Court Opinion

ID: 8047658
Source: CourtListenerOpinion
Date Created: 2022-09-09 04:01:12.240182+00
Date Added: 2024-06-11T16:37:34.398259
License: Public Domain

Ladd, J.
We are all clearly of opinion that the motion of the petitioners must be denied.
The report was returned to the court in Merrimack county, at the October term, 1868, and no movement was made for judgment until the April term, 1871, two years and a, half afterwards. During all that time the cause was not entered upon the docket, and there was nothing to show the various parties, who might have an-interest adverse to that of the petitioners, that any further action in the matter was intended.

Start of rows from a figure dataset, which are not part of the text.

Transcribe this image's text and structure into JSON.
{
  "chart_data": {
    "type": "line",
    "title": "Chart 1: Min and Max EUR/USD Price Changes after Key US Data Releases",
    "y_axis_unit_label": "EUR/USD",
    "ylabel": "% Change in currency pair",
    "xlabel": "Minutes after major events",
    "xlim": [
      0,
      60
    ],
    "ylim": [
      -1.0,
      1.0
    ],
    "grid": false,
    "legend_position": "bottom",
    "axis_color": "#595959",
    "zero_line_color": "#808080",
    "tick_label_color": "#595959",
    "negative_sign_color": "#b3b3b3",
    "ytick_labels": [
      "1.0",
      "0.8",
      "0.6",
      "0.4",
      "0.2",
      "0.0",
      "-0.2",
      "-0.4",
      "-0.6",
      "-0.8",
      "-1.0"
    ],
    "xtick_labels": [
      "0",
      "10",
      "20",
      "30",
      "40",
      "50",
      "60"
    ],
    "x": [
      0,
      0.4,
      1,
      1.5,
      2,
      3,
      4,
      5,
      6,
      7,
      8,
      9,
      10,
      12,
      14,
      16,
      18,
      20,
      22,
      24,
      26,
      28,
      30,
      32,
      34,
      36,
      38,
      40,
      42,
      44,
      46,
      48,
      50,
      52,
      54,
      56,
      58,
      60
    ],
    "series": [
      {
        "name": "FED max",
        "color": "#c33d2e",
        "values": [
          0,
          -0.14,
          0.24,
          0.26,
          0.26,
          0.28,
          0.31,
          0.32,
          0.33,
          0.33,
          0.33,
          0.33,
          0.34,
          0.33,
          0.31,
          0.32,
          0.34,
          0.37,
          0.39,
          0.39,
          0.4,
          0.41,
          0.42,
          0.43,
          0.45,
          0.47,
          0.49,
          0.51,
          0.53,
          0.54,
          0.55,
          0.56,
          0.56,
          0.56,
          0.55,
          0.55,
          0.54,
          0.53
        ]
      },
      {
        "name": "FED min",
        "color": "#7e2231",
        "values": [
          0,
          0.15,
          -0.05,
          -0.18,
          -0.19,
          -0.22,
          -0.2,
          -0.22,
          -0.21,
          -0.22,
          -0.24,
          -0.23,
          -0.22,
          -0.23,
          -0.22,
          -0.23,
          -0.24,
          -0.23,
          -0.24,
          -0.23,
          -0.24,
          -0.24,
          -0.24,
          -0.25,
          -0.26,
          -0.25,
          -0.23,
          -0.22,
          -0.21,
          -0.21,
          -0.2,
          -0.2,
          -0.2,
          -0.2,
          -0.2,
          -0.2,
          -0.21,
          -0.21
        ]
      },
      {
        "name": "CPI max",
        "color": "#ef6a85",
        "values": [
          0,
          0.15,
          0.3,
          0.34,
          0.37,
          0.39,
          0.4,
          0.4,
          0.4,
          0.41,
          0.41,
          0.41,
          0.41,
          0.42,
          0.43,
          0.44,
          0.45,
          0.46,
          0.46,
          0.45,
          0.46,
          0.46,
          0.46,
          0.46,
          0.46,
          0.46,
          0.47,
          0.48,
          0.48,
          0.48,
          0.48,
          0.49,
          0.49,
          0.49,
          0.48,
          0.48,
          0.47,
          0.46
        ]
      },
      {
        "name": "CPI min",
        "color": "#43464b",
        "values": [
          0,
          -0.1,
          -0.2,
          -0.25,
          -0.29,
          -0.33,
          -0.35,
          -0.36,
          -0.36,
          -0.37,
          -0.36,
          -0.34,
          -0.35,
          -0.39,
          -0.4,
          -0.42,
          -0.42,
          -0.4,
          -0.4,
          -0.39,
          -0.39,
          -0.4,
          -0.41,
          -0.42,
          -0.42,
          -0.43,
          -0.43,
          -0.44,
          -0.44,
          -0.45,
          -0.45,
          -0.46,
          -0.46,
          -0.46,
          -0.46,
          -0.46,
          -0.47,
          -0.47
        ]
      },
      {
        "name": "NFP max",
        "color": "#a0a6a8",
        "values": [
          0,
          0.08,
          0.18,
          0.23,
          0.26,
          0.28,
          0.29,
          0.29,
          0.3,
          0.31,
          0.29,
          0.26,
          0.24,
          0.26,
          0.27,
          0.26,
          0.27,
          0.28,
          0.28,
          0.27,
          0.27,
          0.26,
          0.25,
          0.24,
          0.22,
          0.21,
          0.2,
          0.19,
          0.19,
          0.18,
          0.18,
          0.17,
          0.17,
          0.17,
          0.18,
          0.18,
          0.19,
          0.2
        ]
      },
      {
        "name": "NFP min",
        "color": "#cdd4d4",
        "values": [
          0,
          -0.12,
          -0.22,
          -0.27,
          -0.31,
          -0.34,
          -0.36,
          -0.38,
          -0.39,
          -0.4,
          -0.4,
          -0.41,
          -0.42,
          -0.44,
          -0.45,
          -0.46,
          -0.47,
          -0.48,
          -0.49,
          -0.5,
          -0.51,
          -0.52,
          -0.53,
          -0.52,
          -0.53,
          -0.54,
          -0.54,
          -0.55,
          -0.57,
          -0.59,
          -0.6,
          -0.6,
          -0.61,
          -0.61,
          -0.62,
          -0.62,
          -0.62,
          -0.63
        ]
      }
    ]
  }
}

No reason for this very great delay appears in the printed case, and *373no sufficient excuse is suggested by counsel in argument. It is said, indeed, that the delay lias been occasioned by the report having been mislaid in the clerk’s office. We think, however, that is not sufficient. If the copy returned to the court in Merrimack county was lost, or so badly mislaid that it could not be found upon diligent search at the first term, when it should have been entered, leave would doubtless have been granted, upon application and proof of the fact, to file a new one ; or a copy taken from that filed in Rockingham county might have been substituted.
Towns and land-owners, whose interests are affected by the laying out of a highway, may reasonably expect that some action will be taken directly upon the coming in of the report of the commissioners, at the same term. It would be an intolerable hardship to compel them to watch the courts term after term, and year after year, to see when it may suit the convenience, the interest, or the caprice of the petitioners to move for judgment.

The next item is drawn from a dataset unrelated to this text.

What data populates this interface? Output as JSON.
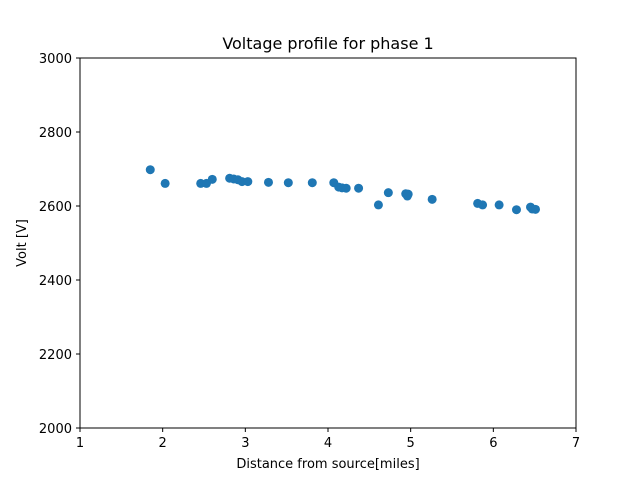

It is suggested that notice may be given, to all parties interested or to be affected, of the motion now made, so that they can come in and look after their rights, and that thus no wrong will be done by allowing the motion. It is quite possible that this may be true in the present case; but we think a precedent giving countenance to a practice so loose and dilatory, and one so plainly liable to work wrong and hardship in other cases, ought not to be established. As we are agreed that the motion must be denied for this reason, it is unnecessary to consider the various objections to the petition and report. It may be suggested, however, that some of those objections seem to be of quite a serious character. • Motion denied.